The Scramble for Africa has contributed to economic, social, and political underdevelopment by spurring ethnic-tainted civil conflict and discrimination and by shaping the ethnic composition, size, shape and landlocked status of the newly independent states. This column, taken from a recent VoxEU eBook, summarises the key findings of studies that use high-resolution geo-referenced data and econometric methods to estimate the long-lasting impact of the various aspects of the Scramble for Africa.
Editor’s note: This column first appeared as a chapter in the Vox eBook, The Long Economic and Political Shadow of History, Volume 2, available to download here.

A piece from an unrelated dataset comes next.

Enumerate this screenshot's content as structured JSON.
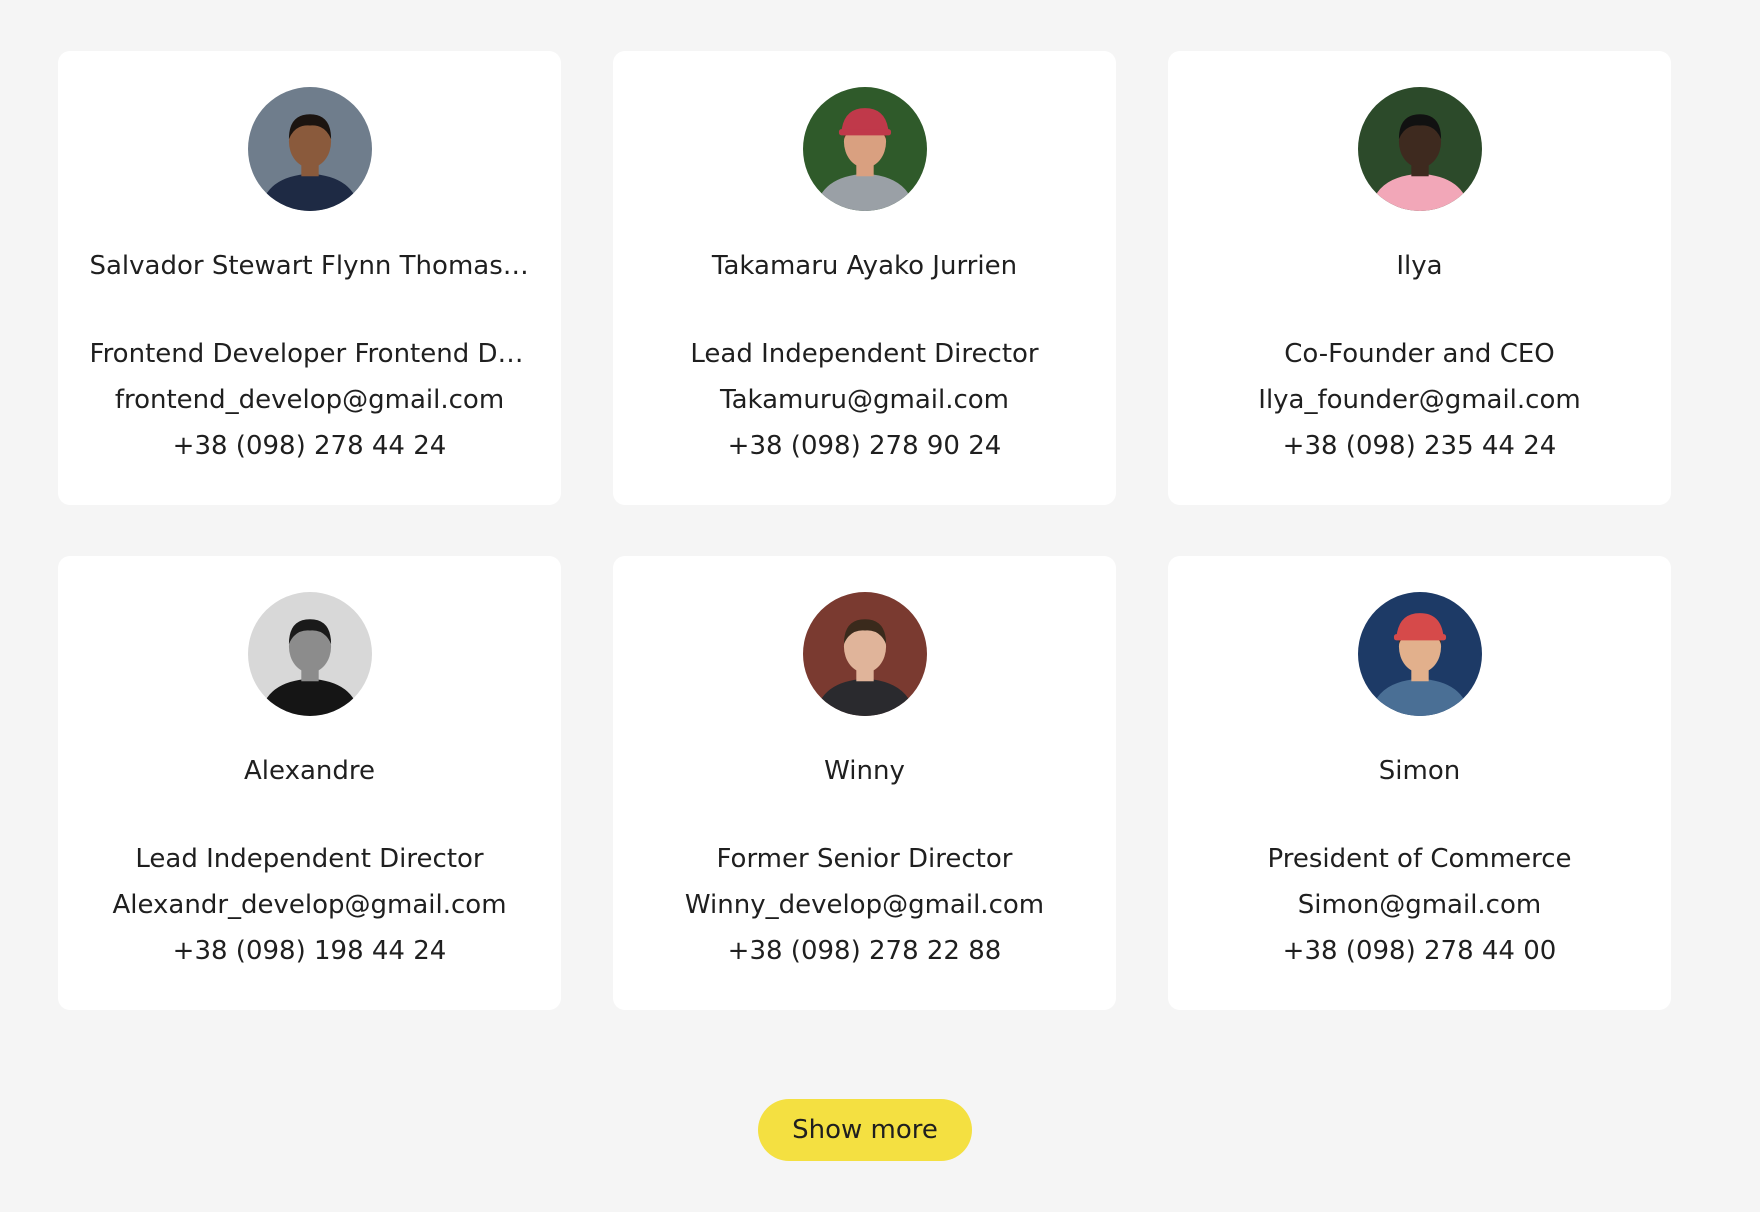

When economists debate the long-lasting legacies of colonisation, the discussion usually revolves around the establishment of those ‘extractive’ colonial institutions that outlasted independence (e.g. Acemoglu et al. 2001), the underinvestment in infrastructure (e.g. Jedwab and Moradi 2016), the identity of colonial power (e.g. La Porta et al. 2008) and the coloniser’s influence on early human capital (Easterly and Levine 2016).1 Following the influential work of Nunn (2008), recent works have explored the deleterious long-lasting consequences of Africa’s slave trades (see Nunn 2016, for an overview). Yet, between the slave-trade period (1400-1800) and the arrival of the colonisers at the end of the 19th century, the Scramble for Africa stands out as a watershed event in the continent’s history. The partitioning of Africa by Europeans starts, roughly, in the 1860s and is completed by the early 1900s. The colonial powers signed hundreds of treaties, which involved drawing on maps the boundaries of colonies, protectorates, and ‘free-trade’ areas of a largely unexplored and mysterious continent (see Wesseling 1996 for a thorough discussion).2 In this context it is perhaps not surprising that many influential scholars of the African historiography (e.g. Asiwaju 1985, Wesseling 1996, Herbst 2000) and a plethora of case studies suggest that the most consequential aspect of European involvement in Africa was not colonisation per se, but the erratic border designation that took place in European capitals in the late 19th century.